O Herman será um dia lembrado como um grande comediante, não pelos seus Talk-Shows, mas pelas grandes figuras populares que criou. São figuras do povo, que existem realmente em Portugal, e nas quais ele se inspirou. O Estebes é um homem do Porto, penteadinho, a gostar da pinga, com casaco aos quadrados, gravata azul e fanático do F.C. Porto - a sua característica distintiva. O Zé Chunga arrumador é o fingido português, sempre a fazer de coitadinho, a pedir uma moeda, para comprar um carrinho e uma casinha à mãe que, coitada, está entrevada, e no fim arranca num potente BMW e a casinha é, afinal, um andar nas Amoreiras. Quando alguma pergunta não lhe convém, põe o dedo no lábio, olha para o ar e diz com um ar  inocente: "Olha ... não m'alembra...". Alexandre Soares dos Santos, que parece não ter nada de povo, ainda recentemente fez a mesma figura.  Maximiana, a muher do povo e da aldeia, aproveita estar na televisão para apelar ao amor perdido : "Volta filho ... estás aperdoado".

Quando recentemente estiva na terra natal do papa, em Marktl am Inn, que não deve ter mais de dois mil habitantes, eu tive dificuldade em traduzir para português que tipo de terra era aquela. Uma cidade não era. Uma vila também não. Seria uma aldeia? Sim, mas não tinha nada de uma aldeia portuguesa. As casas eram como nas cidades, a Igreja também, e sobretudo as pessoas eram iguais àquelas que se viam nas grandes cidades. Podia ser um bairro de Munique.

Numa aldeia portuguesa seria diferente. Veria viúvas vestidas de preto, velhos desdentados, pessoas que se vestem de maneira diferente da cidade, existe pelo menos uma tasca distintiva, uma especialidade da região, as casas são também diferentes, o ambiente é rural, existem especificidades e certamente rivalidades que a distinguem da aldeia vizinha. E, procurando bem, vão-se encontrar figuras únicas, às vezes lendárias, cuja história é uma mistura de realidade e fantasia. São figuras populares. É nestas figuras que o Herman se inspira.

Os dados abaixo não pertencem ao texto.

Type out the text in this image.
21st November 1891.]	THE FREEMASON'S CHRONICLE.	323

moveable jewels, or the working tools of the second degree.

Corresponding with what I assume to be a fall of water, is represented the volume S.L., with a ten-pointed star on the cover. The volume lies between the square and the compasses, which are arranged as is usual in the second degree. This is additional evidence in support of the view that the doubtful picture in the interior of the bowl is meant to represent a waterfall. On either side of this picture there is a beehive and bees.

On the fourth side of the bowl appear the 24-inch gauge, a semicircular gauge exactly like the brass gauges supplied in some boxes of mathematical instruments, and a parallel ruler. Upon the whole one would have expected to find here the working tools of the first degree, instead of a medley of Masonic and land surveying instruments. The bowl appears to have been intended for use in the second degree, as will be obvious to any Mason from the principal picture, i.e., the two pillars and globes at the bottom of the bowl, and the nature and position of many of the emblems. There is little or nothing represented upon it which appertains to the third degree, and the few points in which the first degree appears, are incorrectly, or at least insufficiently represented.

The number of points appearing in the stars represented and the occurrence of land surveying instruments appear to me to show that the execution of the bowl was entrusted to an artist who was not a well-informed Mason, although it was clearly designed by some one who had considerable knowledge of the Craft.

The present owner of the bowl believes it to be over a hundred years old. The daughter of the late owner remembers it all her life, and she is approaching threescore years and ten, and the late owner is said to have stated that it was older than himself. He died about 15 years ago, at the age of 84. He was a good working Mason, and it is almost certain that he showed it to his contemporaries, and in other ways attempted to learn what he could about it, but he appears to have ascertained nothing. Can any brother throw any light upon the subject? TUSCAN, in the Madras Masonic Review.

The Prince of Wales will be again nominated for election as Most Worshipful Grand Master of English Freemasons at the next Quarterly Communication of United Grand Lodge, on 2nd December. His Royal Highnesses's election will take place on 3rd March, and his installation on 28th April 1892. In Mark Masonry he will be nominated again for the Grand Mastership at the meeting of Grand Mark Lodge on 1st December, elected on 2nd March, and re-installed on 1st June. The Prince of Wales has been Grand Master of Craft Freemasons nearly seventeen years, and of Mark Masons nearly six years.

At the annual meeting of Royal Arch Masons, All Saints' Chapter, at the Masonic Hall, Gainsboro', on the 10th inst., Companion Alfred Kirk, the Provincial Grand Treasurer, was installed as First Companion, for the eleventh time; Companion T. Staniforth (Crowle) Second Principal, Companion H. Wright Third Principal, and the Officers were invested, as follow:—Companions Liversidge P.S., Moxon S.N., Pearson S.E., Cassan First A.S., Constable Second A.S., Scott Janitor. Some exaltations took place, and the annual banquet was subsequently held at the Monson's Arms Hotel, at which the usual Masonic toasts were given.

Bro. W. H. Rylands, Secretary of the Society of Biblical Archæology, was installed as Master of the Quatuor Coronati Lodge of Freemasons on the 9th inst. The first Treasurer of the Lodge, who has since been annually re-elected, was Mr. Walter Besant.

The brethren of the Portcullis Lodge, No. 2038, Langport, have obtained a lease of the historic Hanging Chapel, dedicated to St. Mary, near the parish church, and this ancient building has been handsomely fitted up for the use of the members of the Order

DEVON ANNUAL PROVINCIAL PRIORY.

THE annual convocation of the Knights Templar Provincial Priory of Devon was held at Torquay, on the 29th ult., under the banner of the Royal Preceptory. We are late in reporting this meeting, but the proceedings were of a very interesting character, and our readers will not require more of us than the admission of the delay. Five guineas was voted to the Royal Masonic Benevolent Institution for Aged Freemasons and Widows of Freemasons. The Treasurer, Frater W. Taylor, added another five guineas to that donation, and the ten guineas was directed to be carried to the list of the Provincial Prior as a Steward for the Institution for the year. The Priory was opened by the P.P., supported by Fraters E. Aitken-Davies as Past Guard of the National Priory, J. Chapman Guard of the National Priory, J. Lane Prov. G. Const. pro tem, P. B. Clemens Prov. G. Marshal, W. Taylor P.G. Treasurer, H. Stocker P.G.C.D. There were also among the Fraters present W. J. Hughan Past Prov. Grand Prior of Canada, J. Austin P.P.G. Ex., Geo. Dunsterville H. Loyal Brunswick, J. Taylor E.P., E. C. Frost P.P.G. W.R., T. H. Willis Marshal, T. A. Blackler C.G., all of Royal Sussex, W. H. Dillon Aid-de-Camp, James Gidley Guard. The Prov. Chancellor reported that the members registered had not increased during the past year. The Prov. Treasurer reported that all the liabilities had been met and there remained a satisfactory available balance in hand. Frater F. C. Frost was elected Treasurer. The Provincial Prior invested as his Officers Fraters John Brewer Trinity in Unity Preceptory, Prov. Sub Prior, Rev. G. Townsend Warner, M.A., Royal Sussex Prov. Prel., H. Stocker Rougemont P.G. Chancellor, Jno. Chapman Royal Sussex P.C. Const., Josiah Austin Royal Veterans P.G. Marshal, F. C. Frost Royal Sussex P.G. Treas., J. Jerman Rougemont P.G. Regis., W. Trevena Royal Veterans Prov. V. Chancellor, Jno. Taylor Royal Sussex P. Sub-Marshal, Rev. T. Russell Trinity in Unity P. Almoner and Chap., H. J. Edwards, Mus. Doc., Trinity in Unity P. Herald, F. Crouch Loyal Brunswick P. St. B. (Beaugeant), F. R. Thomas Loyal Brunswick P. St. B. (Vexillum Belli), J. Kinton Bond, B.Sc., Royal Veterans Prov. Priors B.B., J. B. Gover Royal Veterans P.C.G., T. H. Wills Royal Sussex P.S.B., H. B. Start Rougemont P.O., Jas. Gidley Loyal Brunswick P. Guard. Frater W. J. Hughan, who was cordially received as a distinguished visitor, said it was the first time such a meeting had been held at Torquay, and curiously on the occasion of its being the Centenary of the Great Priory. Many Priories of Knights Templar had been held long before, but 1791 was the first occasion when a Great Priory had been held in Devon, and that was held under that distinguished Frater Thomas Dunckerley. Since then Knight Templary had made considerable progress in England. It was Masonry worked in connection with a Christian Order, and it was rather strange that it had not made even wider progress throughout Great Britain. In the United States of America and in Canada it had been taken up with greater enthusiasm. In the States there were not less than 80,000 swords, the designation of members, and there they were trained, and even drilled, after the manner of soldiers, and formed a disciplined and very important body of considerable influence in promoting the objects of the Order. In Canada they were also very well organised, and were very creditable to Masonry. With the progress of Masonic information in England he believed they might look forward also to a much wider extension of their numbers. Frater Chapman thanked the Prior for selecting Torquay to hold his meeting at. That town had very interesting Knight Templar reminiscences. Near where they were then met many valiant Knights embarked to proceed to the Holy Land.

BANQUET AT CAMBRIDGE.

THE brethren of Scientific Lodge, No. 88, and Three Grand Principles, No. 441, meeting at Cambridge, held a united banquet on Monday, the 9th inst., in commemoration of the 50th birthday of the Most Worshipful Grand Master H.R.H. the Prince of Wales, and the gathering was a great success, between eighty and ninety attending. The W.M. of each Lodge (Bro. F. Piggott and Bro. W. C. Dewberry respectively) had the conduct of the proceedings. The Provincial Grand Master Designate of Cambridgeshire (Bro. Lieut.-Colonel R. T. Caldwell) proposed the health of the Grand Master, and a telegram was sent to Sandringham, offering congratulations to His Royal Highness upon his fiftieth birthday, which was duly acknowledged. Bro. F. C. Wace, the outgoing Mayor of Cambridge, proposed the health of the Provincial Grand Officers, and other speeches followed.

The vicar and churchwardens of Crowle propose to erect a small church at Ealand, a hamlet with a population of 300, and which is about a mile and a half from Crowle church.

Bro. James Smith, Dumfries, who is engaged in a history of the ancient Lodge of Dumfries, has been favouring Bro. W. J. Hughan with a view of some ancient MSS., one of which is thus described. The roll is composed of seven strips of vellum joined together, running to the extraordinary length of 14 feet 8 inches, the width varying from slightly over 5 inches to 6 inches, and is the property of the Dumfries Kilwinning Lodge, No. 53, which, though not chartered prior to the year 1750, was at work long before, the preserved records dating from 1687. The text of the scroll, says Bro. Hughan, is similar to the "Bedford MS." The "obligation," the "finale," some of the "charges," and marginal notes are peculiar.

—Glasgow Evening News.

Estas figuras não existem nos países do norte da Europa, os países influenciados pelo protestantismo germânico. O Herman nunca poderia ser nesses países o comediante que é em Portugal porque não teria onde se inspirar. São estas figuras que fazem a diferença em Portugal, figuras únicas, distintivas, às vezes extravagantes - as figuras do povo. É o povo que faz a diferença, não os intelectuais. É o povo que não quer ser igual. Na Alemanha ou na Suécia não há povo - há uma massa de cidadãos, uma enorme classe média, feita de pessoas todas iguais, seja em Munique seja em Marktl am Inn.

A democracia - o governo do povo, caracterizado pela igualdade entre todos  - não funciona em Portugal porque o povo não aceita ser igual. Alguém imagina o Estebes a pôr uma gravata vermelha ou a Maximiana a tirar o lenço da cabeça?


3 comentários:

Laranjada Ovarense disse...

E o maior paradoxo lusitano: o facto de o seu maior comediante ser alemão ....

Pedro Sá disse...

Er...o PA vê-se que de humor germânico sabe zero...

Unreal disse...

Quem disse "Volta filho, estás aperdoado" (dirigido ao Adérito) foi a Ivete Marise e não a Maximiana.